Everything's published in threes now, especially high-concept books. If it's interesting enough for one book, than it can be sustained through a trilogy. It's understandable, really. Publishing is a tough business, and the market gets more competitive every day. So if a writer has a good idea and the talent to pull it off, a trilogy means three-times the sales and three-times the time to gain a loyal following. But in doing this, has the publishing industry created a new kind of reluctant reader?
Now you're expected to commit to an entire series--in essence a 1000-page book published over a three-year period--with no promise of a return on your investment. That's probably why so many readers are overly critical of the last book in the series. "I've spent countless hours and nearly $75 on these books, so the series darn well better end how I want it to.

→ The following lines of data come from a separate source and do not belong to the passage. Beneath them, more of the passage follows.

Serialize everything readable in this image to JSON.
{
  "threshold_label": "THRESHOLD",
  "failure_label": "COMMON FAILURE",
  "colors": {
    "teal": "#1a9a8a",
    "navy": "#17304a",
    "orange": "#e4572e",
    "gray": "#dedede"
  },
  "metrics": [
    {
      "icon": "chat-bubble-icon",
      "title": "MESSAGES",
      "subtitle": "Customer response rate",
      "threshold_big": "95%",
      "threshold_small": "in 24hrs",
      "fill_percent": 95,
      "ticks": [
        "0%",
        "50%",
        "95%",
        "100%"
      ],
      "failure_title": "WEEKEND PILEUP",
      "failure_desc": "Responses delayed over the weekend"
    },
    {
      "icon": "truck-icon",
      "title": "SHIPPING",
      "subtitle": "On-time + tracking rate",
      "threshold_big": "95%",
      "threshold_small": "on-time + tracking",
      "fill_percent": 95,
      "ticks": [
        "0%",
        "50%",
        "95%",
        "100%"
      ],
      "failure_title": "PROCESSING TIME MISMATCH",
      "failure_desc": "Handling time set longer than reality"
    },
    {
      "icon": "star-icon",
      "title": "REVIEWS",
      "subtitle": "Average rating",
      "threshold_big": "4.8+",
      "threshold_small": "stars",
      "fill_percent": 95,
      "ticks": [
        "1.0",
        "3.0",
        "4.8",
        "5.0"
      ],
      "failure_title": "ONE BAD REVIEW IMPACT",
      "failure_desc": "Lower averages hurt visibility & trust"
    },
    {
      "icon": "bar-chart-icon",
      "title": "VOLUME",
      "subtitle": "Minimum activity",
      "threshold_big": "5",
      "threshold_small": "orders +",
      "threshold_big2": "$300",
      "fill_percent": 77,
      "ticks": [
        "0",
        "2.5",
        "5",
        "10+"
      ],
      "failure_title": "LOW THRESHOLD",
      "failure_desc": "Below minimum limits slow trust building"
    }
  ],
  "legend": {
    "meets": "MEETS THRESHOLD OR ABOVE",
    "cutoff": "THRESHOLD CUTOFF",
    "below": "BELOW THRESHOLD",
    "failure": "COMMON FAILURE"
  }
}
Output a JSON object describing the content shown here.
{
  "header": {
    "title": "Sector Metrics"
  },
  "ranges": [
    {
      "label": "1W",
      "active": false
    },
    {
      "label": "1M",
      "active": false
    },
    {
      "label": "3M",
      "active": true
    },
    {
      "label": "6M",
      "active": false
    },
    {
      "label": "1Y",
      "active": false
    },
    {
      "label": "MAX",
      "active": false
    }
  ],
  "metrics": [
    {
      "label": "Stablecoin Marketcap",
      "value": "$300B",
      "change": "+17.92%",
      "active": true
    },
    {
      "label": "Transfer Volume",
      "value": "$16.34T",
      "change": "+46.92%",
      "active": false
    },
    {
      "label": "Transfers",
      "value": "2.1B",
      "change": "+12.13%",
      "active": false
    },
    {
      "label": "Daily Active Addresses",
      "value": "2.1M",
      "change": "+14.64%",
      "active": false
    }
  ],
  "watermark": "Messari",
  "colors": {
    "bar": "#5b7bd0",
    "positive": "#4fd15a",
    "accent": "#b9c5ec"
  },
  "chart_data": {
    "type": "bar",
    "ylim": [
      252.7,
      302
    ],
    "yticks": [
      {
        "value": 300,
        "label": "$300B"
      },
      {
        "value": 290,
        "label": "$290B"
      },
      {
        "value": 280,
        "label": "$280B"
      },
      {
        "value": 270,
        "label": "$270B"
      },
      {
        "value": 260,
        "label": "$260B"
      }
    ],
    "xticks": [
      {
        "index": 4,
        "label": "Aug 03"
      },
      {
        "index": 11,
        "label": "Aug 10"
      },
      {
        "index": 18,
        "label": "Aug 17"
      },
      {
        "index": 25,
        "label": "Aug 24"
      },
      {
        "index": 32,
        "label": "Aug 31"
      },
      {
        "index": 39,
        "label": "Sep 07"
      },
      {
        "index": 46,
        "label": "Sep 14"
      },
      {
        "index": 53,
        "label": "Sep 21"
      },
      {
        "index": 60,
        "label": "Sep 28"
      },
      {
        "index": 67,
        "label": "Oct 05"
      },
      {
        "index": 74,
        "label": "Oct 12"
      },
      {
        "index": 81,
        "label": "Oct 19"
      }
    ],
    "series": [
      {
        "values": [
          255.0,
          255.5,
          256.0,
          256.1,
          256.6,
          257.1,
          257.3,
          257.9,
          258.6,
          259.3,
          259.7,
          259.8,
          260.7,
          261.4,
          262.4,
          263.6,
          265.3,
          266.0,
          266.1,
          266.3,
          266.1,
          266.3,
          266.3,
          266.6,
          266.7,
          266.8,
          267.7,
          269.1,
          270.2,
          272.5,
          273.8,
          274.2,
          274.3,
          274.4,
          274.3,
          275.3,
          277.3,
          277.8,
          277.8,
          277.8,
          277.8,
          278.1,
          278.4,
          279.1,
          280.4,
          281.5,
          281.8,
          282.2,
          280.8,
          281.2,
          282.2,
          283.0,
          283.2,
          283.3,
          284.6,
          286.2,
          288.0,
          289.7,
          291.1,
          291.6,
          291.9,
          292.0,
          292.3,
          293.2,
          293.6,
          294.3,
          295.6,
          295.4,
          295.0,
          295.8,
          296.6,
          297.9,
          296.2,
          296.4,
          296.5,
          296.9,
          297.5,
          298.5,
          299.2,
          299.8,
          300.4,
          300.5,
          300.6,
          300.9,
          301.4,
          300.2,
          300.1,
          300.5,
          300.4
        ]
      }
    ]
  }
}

And if it doesn't exceed my expectations...well, then heaven help the author."
Gone are the days of the episodic series of self-contained books with a distinct beginning, middle and end. Now everything is epiphanic, where a single sentence in the second chapter becomes critical to the plot two books later. You see this a lot in modern television as well. If you miss one episode, you're completely lost. But it's also not a new story-telling device. Serial writers like Charles Dickens and Robert Louis Stevenson used to do it all the time on a much smaller scale with their magazine fiction.
I don't even think it's a bad device. If done well, it allows better character development and exciting plot twists. It heightens the suspense and makes you crave to see what happens next even if you aren't sure you'll like it. But sometimes I just want to sit down and read a good book without having to worry that it will be another two years before I can read the end.